Esses olhares indicam uma mudança na indústria da música e a liberdade conquistada pelos artistas negros em expressarem e utilizarem suas imagens. Isso é algo que por muito tempo não foi permitido, uma vez que maquiadores e cabeleireiros ouviam que não poderiam reproduzir certos visuais em peles pretas. Desde o batom vermelho, que supostamente fariam as meninas negras parecerem palhaços, até a necessidade de estar sempre com os fios lisos.
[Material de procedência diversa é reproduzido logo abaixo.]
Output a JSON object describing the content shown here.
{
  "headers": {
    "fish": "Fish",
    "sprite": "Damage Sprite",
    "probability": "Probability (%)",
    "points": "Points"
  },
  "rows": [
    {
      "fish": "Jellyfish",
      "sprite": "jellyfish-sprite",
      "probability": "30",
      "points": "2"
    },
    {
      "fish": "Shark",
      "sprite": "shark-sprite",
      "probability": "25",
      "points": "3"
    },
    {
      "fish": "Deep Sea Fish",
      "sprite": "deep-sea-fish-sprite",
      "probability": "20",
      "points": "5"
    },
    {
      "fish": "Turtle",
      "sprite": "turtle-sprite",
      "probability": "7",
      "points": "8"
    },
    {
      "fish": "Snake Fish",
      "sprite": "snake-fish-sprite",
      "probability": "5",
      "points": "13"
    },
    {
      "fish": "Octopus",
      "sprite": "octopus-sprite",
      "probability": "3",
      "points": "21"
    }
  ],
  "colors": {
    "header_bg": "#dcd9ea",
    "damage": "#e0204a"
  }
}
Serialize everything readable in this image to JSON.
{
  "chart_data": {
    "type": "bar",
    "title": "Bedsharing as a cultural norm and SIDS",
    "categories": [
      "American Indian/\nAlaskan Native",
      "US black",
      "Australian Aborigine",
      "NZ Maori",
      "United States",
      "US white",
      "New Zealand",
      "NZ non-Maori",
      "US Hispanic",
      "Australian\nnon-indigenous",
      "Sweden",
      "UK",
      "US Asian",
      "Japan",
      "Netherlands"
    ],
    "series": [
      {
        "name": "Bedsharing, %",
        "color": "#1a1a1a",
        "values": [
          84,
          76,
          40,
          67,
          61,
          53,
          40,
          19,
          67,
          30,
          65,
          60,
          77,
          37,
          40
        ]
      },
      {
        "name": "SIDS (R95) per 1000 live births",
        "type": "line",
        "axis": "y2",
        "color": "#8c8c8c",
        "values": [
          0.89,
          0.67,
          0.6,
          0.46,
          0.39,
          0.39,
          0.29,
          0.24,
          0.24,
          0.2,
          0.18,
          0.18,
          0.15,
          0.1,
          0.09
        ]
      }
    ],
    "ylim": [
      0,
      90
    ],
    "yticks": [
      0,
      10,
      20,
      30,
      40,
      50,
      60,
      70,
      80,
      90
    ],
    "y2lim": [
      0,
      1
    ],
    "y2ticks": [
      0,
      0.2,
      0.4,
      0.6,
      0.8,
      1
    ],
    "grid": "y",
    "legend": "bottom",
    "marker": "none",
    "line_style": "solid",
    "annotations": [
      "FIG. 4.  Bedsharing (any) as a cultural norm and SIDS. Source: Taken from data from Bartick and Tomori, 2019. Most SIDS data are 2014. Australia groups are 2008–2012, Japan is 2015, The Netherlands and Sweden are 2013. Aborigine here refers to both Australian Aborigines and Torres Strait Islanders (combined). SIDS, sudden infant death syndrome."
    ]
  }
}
Em resumo, era necessário seguir o que era era considerado bonito pela cultura pop e nunca era a real beleza negra.

Um dos créditos dessa evolução está nas mídias sociais, onde agora temos acessos a um número extenso de influenciadores de beleza. Não são apenas as artistas que nos inspiram, agora, pode ser até mesmo a sua vizinha de bairro. O mais encantador nesse caso é que podemos encontrar pessoas normais, que tem uma beleza que podemos nos identificar.

não são apenas as artistas que nos inspiram, agora, pode ser até mesmo a sua vizinha de bairro

Hoje está mais fácil encontrar referências nas plataformas sociais de visuais realizados no cabelo afro ou na pele preta. Isso aumenta a gama de opções não só de todas nós, como também de profissionais da área que desejam trazer novidades para suas clientes. Antes nossas referências eram exclusivamente vindas do tapete vermelho e agora é a vida cotidiana que inspira os visuais dos palcos, mas de uma maneira mais ampla que dramática, o que torna os visuais ainda mais fashionistas e ideais para serem clicados pelas lentes dos fotógrafos e diretores.